The Caddo Lake National Wildlife Refuge founded in 2000, formerly the Longhorn Army Ammunition Plant in operation there from 1942 to 1997, is located in Karnack.

==Geography==
Karnack is located in the pine woods of Northeast Texas and beside Caddo Lake, one of the largest natural lakes in the Southeast. The surrounding country is mostly farm and timber land. According to The Handbook of Texas, Caddo Lake was one of the largest natural lakes in Texas before the construction of Caddo Dam in 1900 made the lake even larger. It is often called Texas' only natural lake, but many small natural lakes and oxbow lakes are found in Texas.

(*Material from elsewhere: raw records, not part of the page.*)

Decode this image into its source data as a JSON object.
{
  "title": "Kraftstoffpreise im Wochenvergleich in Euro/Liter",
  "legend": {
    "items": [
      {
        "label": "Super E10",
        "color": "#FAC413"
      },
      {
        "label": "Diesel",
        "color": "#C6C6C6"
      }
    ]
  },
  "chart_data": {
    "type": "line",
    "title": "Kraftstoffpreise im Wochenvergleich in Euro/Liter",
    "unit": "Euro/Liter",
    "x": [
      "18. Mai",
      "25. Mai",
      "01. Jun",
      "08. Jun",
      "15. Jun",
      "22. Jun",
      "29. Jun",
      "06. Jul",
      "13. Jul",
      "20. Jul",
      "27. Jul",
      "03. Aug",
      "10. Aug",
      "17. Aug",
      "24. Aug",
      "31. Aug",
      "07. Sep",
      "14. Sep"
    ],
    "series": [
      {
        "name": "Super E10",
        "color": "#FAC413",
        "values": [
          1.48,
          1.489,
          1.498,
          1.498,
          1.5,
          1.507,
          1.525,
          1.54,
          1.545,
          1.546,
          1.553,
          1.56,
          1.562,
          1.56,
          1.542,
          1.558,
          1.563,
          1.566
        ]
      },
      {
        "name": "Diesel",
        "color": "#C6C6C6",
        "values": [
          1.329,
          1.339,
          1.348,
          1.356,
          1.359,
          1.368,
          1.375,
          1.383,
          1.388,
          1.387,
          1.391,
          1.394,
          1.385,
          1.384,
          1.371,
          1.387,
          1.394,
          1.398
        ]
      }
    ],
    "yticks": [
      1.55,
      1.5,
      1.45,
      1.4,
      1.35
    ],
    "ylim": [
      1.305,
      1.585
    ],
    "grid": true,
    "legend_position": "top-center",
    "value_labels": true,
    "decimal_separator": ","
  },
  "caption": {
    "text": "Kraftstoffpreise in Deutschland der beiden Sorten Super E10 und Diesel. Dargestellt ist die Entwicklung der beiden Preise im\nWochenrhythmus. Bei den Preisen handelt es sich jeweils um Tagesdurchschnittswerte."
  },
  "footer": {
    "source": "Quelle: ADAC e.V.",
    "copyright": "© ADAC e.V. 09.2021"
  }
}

The climate in this area is characterized by hot, humid summers and generally mild to cool winters. According to the Köppen climate classification, Karnack has a humid subtropical climate, Cfaon climate maps.

==Education==
Karnack is served by the Karnack Independent School District. Karnack Elementary School and Karnack Junior High School serve the community.

Panola College is the assigned community college for the majority of Harrison County, Karnack included, according to the Texas Education Code.

==Notable person==
- Lady Bird Johnson, former First Lady of the United States, was born and raised in Karnack.